Procurement, Compliance and Logistics Professionals all play Important Roles in ordering Products
Global importers simply don’t have the option of depending on a single supplier for a variety of items. Both the demands of supply chain resiliency and the reality of maintaining stock levels make it necessary to obtain the same item from multiple suppliers. Particularly if you are a global retailer or manufacturer with distributed outlets or plants, it’s neither practical nor possible to source all units from a single vendor.
This is where the concept of multiple sourcing comes in — literally buying items from more than one source. While multiple sourcing is straightforward in theory, as a practice it is more complex from a global trade management perspective, including implications for landed cost, compliance and logistics.
Consider the example of a large global retailer that is purchasing a basic white t-shirt for thousands of retail outlets located in ten countries. The retailer has four different suppliers, each in a different country, capable of fulfilling t-shirt orders. What are the implications of placing an order with each of these suppliers to ensure adequate global stock levels of the white t-shirt?
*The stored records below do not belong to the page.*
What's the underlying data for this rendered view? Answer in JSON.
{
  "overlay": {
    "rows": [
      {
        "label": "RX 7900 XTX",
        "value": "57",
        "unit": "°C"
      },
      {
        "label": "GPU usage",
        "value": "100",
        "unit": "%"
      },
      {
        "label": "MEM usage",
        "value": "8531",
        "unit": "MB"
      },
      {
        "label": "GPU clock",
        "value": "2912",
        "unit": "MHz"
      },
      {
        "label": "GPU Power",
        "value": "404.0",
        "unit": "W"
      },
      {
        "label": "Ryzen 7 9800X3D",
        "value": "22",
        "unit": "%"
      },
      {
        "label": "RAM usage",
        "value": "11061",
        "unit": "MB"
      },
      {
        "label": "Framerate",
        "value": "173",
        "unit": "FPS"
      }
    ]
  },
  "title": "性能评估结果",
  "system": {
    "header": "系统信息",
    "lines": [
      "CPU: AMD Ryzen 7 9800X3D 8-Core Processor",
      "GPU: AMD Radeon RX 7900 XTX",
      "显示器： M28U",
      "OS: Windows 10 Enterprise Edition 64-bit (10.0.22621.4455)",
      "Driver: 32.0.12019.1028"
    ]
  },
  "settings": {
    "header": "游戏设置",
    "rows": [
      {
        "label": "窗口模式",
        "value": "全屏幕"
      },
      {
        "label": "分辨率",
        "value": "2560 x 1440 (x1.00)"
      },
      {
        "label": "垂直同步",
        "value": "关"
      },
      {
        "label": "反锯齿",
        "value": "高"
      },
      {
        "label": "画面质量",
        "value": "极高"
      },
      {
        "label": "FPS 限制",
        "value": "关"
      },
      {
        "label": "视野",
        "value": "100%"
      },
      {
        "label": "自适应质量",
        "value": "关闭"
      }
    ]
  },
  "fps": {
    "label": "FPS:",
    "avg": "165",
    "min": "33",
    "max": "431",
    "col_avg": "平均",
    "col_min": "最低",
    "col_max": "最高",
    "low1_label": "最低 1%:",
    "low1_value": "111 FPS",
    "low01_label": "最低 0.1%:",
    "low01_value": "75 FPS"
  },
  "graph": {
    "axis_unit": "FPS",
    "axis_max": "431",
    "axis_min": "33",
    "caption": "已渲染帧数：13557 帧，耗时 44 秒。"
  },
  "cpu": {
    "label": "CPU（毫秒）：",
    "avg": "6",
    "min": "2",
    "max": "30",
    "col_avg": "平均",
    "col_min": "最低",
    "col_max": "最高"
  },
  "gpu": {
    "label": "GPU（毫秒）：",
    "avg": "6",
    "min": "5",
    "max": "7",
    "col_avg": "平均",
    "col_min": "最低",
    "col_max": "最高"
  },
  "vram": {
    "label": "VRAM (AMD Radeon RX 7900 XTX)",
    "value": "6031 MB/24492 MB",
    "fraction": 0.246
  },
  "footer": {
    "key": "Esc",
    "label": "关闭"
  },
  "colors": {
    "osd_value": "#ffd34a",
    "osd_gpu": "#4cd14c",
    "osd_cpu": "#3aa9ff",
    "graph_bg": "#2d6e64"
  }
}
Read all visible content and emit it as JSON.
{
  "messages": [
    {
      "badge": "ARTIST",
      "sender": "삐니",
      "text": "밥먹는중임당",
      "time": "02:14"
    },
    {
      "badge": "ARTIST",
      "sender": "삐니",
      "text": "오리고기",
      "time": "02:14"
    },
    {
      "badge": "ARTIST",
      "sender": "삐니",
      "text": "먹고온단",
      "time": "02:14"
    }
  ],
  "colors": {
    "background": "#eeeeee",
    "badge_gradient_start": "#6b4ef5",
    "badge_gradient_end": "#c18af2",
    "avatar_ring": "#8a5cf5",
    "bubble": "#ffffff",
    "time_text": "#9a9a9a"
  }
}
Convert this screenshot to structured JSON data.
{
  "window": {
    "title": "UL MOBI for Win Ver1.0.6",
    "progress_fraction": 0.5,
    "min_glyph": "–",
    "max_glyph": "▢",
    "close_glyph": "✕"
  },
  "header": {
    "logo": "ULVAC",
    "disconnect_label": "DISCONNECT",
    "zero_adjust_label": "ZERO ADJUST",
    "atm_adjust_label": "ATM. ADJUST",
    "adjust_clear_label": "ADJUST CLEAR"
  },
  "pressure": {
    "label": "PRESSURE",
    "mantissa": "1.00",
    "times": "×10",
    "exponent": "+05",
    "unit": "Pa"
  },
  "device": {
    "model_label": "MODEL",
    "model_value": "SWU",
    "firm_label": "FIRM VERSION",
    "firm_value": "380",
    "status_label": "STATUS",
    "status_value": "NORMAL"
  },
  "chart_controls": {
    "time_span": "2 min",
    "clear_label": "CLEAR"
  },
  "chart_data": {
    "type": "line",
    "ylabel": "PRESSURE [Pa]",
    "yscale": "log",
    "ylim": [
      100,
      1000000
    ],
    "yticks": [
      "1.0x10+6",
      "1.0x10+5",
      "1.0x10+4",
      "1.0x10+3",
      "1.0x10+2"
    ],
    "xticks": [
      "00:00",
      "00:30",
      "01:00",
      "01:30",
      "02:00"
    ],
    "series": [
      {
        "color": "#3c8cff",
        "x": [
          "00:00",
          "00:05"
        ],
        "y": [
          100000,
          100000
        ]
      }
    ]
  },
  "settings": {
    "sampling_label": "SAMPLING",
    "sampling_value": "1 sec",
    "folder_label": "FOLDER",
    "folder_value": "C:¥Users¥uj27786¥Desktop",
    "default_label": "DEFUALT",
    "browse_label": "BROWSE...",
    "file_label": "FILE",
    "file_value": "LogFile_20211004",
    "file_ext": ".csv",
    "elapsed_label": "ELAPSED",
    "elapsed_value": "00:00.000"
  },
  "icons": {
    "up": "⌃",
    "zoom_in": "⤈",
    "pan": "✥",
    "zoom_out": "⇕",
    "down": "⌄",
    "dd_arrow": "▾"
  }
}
• Landed cost — Each shipment of shirts will have a different landed cost associated with it since it will be coming from and to a different country. Freight, insurance, duties and taxes all play a role in determining landed cost, and there may also be preferential trade programs, countervailing or anti-dumping duties in place between some of these countries.
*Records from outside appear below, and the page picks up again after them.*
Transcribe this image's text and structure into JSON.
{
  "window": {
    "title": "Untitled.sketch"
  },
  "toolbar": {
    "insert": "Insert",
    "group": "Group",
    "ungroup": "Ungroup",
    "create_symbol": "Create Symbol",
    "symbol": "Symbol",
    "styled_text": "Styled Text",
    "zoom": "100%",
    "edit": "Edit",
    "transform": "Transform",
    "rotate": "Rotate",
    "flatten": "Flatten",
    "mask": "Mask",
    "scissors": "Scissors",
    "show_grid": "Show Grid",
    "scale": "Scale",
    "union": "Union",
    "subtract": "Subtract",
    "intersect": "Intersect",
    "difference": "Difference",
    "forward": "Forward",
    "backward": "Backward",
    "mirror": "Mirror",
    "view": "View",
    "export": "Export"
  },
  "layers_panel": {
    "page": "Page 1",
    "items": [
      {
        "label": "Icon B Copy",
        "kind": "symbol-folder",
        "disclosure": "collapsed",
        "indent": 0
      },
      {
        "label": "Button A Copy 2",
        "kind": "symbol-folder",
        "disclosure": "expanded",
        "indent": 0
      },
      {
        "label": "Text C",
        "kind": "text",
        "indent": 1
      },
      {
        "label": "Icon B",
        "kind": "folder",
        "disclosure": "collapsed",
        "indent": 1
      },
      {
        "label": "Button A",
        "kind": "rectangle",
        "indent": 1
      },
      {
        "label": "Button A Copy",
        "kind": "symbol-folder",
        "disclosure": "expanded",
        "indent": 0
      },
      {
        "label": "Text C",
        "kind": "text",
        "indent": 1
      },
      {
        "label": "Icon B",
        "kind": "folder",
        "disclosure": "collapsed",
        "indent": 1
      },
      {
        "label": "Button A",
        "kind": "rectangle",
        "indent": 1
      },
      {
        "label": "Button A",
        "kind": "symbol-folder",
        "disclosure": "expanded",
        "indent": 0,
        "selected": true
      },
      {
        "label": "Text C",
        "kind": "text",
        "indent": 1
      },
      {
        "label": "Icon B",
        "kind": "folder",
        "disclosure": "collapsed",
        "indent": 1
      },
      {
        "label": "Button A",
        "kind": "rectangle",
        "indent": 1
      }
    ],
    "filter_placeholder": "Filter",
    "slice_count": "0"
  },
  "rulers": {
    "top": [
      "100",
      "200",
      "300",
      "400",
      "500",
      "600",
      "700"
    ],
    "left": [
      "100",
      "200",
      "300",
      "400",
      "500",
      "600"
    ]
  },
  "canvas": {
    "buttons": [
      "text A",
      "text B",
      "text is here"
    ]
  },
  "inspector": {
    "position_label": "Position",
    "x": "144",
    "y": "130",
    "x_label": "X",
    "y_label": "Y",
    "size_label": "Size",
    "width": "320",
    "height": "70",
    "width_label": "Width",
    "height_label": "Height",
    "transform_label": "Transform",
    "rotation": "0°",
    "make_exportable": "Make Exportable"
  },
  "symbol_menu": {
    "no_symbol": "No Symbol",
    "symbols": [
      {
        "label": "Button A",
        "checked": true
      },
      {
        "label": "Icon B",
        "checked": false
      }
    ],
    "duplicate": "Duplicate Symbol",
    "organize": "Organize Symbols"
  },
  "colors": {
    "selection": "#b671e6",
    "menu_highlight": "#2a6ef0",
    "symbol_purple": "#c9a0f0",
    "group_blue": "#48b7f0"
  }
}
• Compliance — Each country has different regulations in place for importation of the white t-shirt. This can include rules around fiber content, bleaches or chemicals used in the manufacturing process, labeling requirements and subtleties in product classification. Agencies other than Customs may be involved, and each government has its own set of import filing forms and rules.
• Logistics — Getting the shirts from manufacturer to retail outlet is no small task. Each shipment must be rated and booked, and multiple land and sea carriers will need to be managed and tracked.
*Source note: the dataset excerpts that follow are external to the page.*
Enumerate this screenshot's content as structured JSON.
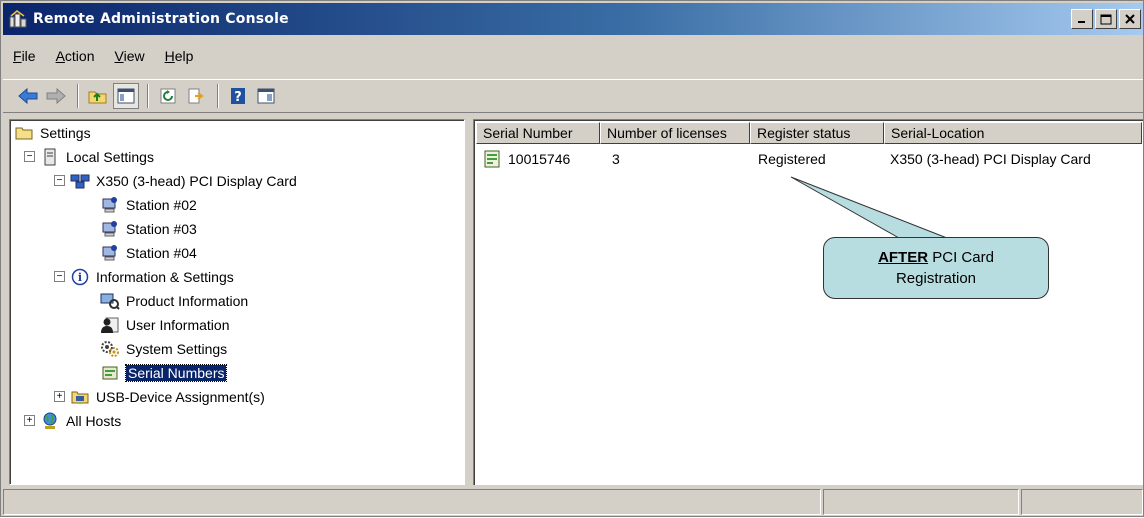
{
  "window": {
    "title": "Remote Administration Console"
  },
  "menu": {
    "items": [
      {
        "label": "File",
        "underline": "F",
        "rest": "ile"
      },
      {
        "label": "Action",
        "underline": "A",
        "rest": "ction"
      },
      {
        "label": "View",
        "underline": "V",
        "rest": "iew"
      },
      {
        "label": "Help",
        "underline": "H",
        "rest": "elp"
      }
    ]
  },
  "toolbar": {
    "buttons": [
      "back-icon",
      "forward-icon",
      "up-folder-icon",
      "show-hide-tree-icon",
      "refresh-icon",
      "export-list-icon",
      "help-icon",
      "properties-icon"
    ]
  },
  "tree": {
    "root": "Settings",
    "local_settings": "Local Settings",
    "card": "X350 (3-head)  PCI Display Card",
    "stations": [
      "Station #02",
      "Station #03",
      "Station #04"
    ],
    "info_settings": "Information & Settings",
    "info_children": [
      "Product Information",
      "User Information",
      "System Settings",
      "Serial Numbers"
    ],
    "usb": "USB-Device Assignment(s)",
    "all_hosts": "All Hosts"
  },
  "list": {
    "columns": [
      "Serial Number",
      "Number of licenses",
      "Register status",
      "Serial-Location"
    ],
    "rows": [
      {
        "serial": "10015746",
        "licenses": "3",
        "status": "Registered",
        "location": "X350 (3-head)  PCI Display Card"
      }
    ]
  },
  "callout": {
    "bold": "AFTER",
    "line1_rest": " PCI Card",
    "line2": "Registration"
  },
  "colors": {
    "title_gradient_start": "#0a246a",
    "title_gradient_end": "#a6caf0",
    "face": "#d4d0c8",
    "callout_fill": "#b8dde1",
    "selection": "#0a246a"
  }
}
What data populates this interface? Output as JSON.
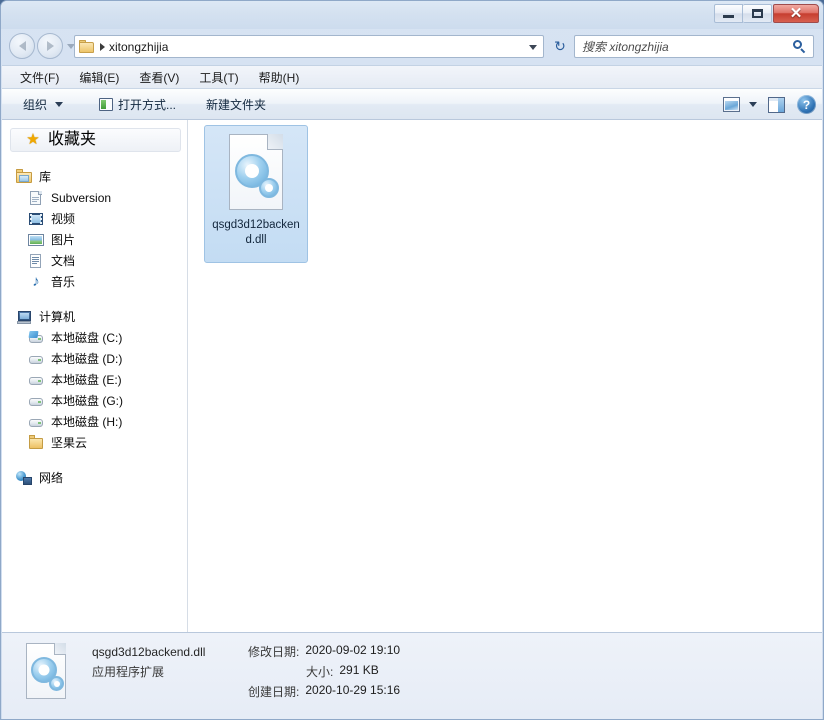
{
  "window": {
    "minimize_label": "",
    "maximize_label": "",
    "close_label": "✕"
  },
  "address_bar": {
    "crumb": "xitongzhijia",
    "refresh_glyph": "↻",
    "dropdown_glyph": "▾"
  },
  "search": {
    "placeholder": "搜索 xitongzhijia"
  },
  "menubar": {
    "items": [
      {
        "label": "文件(F)"
      },
      {
        "label": "编辑(E)"
      },
      {
        "label": "查看(V)"
      },
      {
        "label": "工具(T)"
      },
      {
        "label": "帮助(H)"
      }
    ]
  },
  "toolbar": {
    "organize_label": "组织",
    "open_with_label": "打开方式...",
    "new_folder_label": "新建文件夹",
    "help_glyph": "?"
  },
  "sidebar": {
    "favorites": {
      "label": "收藏夹"
    },
    "library": {
      "label": "库"
    },
    "library_items": [
      {
        "label": "Subversion",
        "icon": "subversion-icon"
      },
      {
        "label": "视频",
        "icon": "video-icon"
      },
      {
        "label": "图片",
        "icon": "picture-icon"
      },
      {
        "label": "文档",
        "icon": "document-icon"
      },
      {
        "label": "音乐",
        "icon": "music-icon",
        "glyph": "♪"
      }
    ],
    "computer": {
      "label": "计算机"
    },
    "computer_items": [
      {
        "label": "本地磁盘 (C:)",
        "icon": "drive-c-icon"
      },
      {
        "label": "本地磁盘 (D:)",
        "icon": "drive-icon"
      },
      {
        "label": "本地磁盘 (E:)",
        "icon": "drive-icon"
      },
      {
        "label": "本地磁盘 (G:)",
        "icon": "drive-icon"
      },
      {
        "label": "本地磁盘 (H:)",
        "icon": "drive-icon"
      },
      {
        "label": "坚果云",
        "icon": "folder-icon"
      }
    ],
    "network": {
      "label": "网络"
    }
  },
  "content": {
    "file": {
      "name": "qsgd3d12backend.dll"
    }
  },
  "details": {
    "file_name": "qsgd3d12backend.dll",
    "file_type": "应用程序扩展",
    "modified_key": "修改日期:",
    "modified_value": "2020-09-02 19:10",
    "size_key": "大小:",
    "size_value": "291 KB",
    "created_key": "创建日期:",
    "created_value": "2020-10-29 15:16"
  }
}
A global trade management system should inherently and intuitively approach the complexities of multiple sourcing of goods at the product level. This means that it needs to store information about the multiple sources and account for all the permutations in a single product record. It also needs to perform import cost calculations and check compliance for all the relevant country of import/country of export combinations.
Procurement, compliance and logistics professionals all play important roles in ordering products. Access to a centralized repository of sourcing information via a GTM system makes it possible for these professionals to place orders in an efficient and compliant manner.